Attaher Maiga, the FAO Representative in Côte d'Ivoire, welcomed the commitment of African countries to this workshop and pointed out that the sustainable future of forest ecosystems and the people who depend on them is a global issue that requires collaboration, dialogue and coordinated action between forestry experts in the region. He stressed that better knowledge and reliable data on forests are needed to preserve them.

This workshop continues the work initiated by a series of online sessions organized this year by FAO. These sessions, aimed specifically at the region and in French, enabled the designated national correspondents and their collaborators to begin drafting their national reports.

One of the key points of the workshop was to guide participants in the use of the FRA platform for online reporting. This platform, designed to be simple and effective, made it easy to update and document data. Once validated, the updated data will be accessible to all via the same platform. In addition, innovative geospatial tools offering access to global spatial data were presented and made available to countries to improve forest analyses.

The workshop also placed particular emphasis on the quality assurance of FRA 2025 data, stressing the completeness, reliability, consistency and transparency of the information provided. It also offered countries the opportunity to share their experiences and propose solutions to the challenges faced by national correspondents in the reporting process.

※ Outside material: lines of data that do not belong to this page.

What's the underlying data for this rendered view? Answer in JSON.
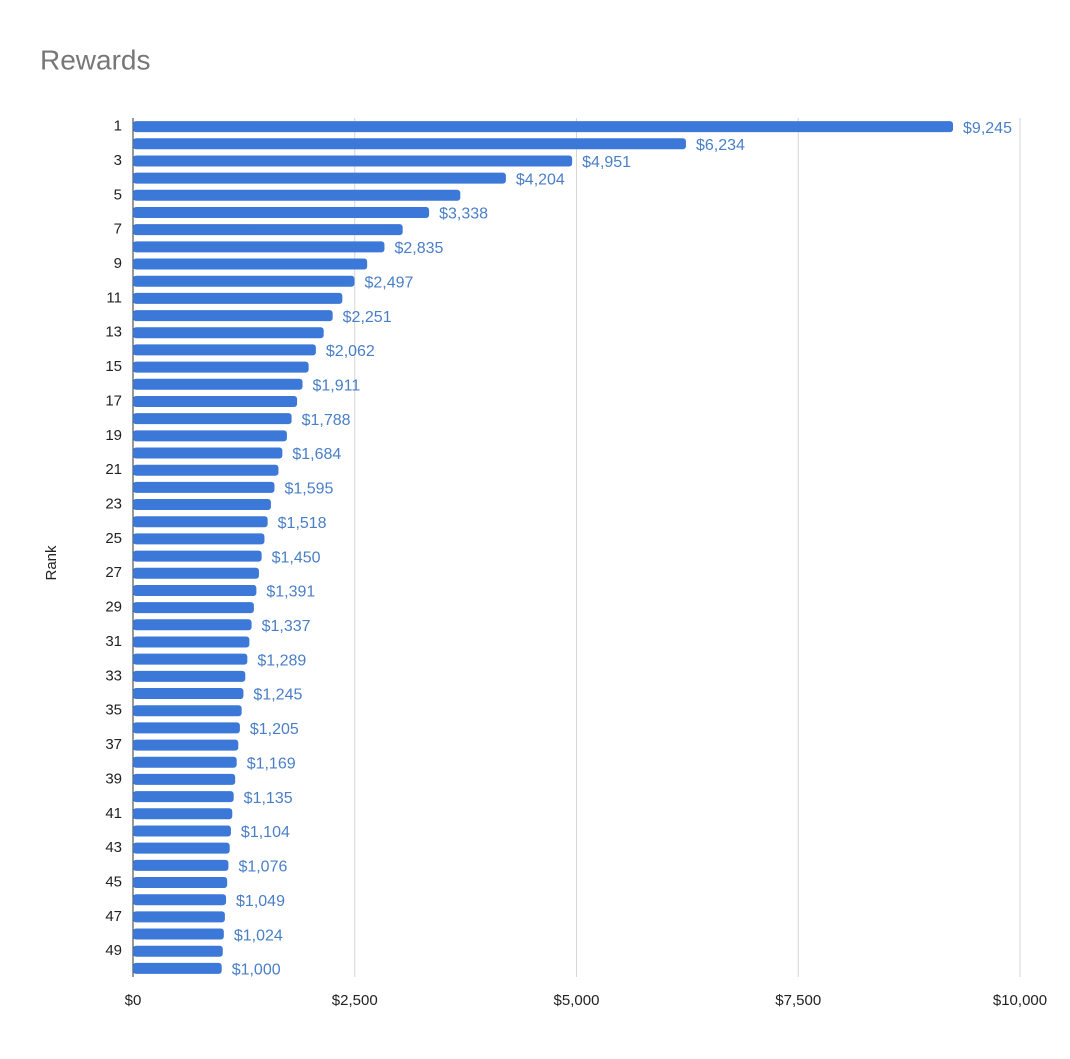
{
  "chart_data": {
    "type": "hbar",
    "title": "Rewards",
    "y_label": "Rank",
    "categories": [
      "1",
      null,
      "3",
      null,
      "5",
      null,
      "7",
      null,
      "9",
      null,
      "11",
      null,
      "13",
      null,
      "15",
      null,
      "17",
      null,
      "19",
      null,
      "21",
      null,
      "23",
      null,
      "25",
      null,
      "27",
      null,
      "29",
      null,
      "31",
      null,
      "33",
      null,
      "35",
      null,
      "37",
      null,
      "39",
      null,
      "41",
      null,
      "43",
      null,
      "45",
      null,
      "47",
      null,
      "49",
      null
    ],
    "values": [
      9245,
      6234,
      4951,
      4204,
      3690,
      3338,
      3040,
      2835,
      2640,
      2497,
      2360,
      2251,
      2150,
      2062,
      1980,
      1911,
      1850,
      1788,
      1735,
      1684,
      1640,
      1595,
      1555,
      1518,
      1482,
      1450,
      1420,
      1391,
      1363,
      1337,
      1312,
      1289,
      1266,
      1245,
      1225,
      1205,
      1187,
      1169,
      1152,
      1135,
      1119,
      1104,
      1090,
      1076,
      1062,
      1049,
      1036,
      1024,
      1012,
      1000
    ],
    "value_labels": [
      "$9,245",
      "$6,234",
      "$4,951",
      "$4,204",
      null,
      "$3,338",
      null,
      "$2,835",
      null,
      "$2,497",
      null,
      "$2,251",
      null,
      "$2,062",
      null,
      "$1,911",
      null,
      "$1,788",
      null,
      "$1,684",
      null,
      "$1,595",
      null,
      "$1,518",
      null,
      "$1,450",
      null,
      "$1,391",
      null,
      "$1,337",
      null,
      "$1,289",
      null,
      "$1,245",
      null,
      "$1,205",
      null,
      "$1,169",
      null,
      "$1,135",
      null,
      "$1,104",
      null,
      "$1,076",
      null,
      "$1,049",
      null,
      "$1,024",
      null,
      "$1,000"
    ],
    "color": "#3c78d8",
    "label_color": "#4a7fc7",
    "xlim": [
      0,
      10000
    ],
    "xticks": [
      {
        "value": 0,
        "label": "$0"
      },
      {
        "value": 2500,
        "label": "$2,500"
      },
      {
        "value": 5000,
        "label": "$5,000"
      },
      {
        "value": 7500,
        "label": "$7,500"
      },
      {
        "value": 10000,
        "label": "$10,000"
      }
    ],
    "grid": true
  }
}
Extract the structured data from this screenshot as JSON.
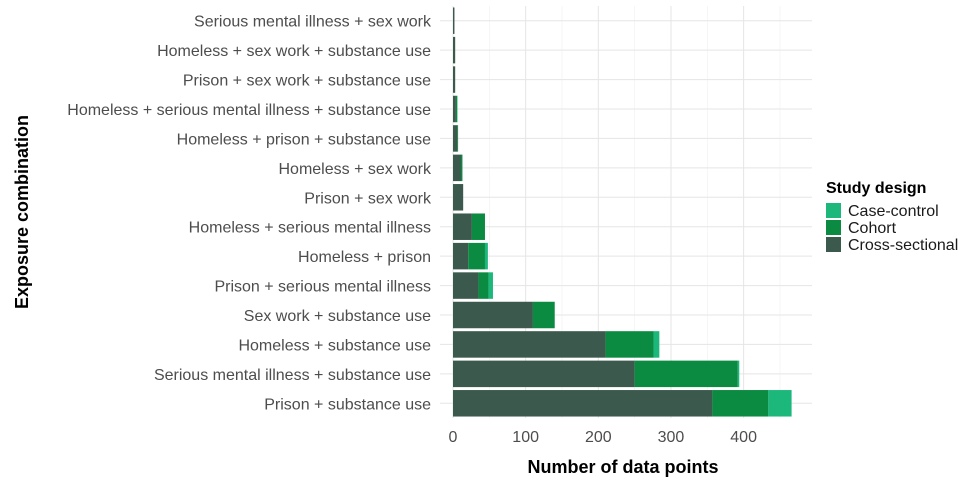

Finally, the partnership with the Central Africa Forest Observatory (OFAC), which was present at the workshop, has also been strengthened in order to reduce the reporting burden and harmonize with other forest information collection processes. The aim of this increased collaboration is to pool efforts to collect and disseminate forestry data as effectively as possible.

Advancing the collection and dissemination of global forestry data

Since 1948, FAO has carried out forest resource assessments on the extent, state, management and use of the world's forest resources. Evolving over the years to meet society's current needs, the assessments take place every five years and are based on expert analysis, remote sensing and statistics. FRA's findings provide a factual basis for decisions and recommendations by a range of stakeholders, including civil society, the private sector, governments and international conventions.

Launched in March 2023, this series of FRA 2025 regional and subregional workshops is designed to provide technical assistance and advice to national correspondents in the preparation of national FRA reports. These meetings also provide an opportunity to share progress with the FAO FRA team, other experts in the region and partners committed to improving knowledge on forests. In addition, these workshops help to build the skills needed to write reports on forests.

As part of its commitment to building capacity in monitoring and sustainable forest management, FAO has worked to improve forest data through this workshop. This is to ensure that decisions on forest use and efforts in this area are informed and coordinated.

FRA 2025 National Correspondents from French-speaking African countries and their collaborators are now well equipped with the tools and methodology needed to compile transparent and high-quality reports on forest resources.

The workshop was financially supported by the European Union, the Government of Finland and the Government of Norway.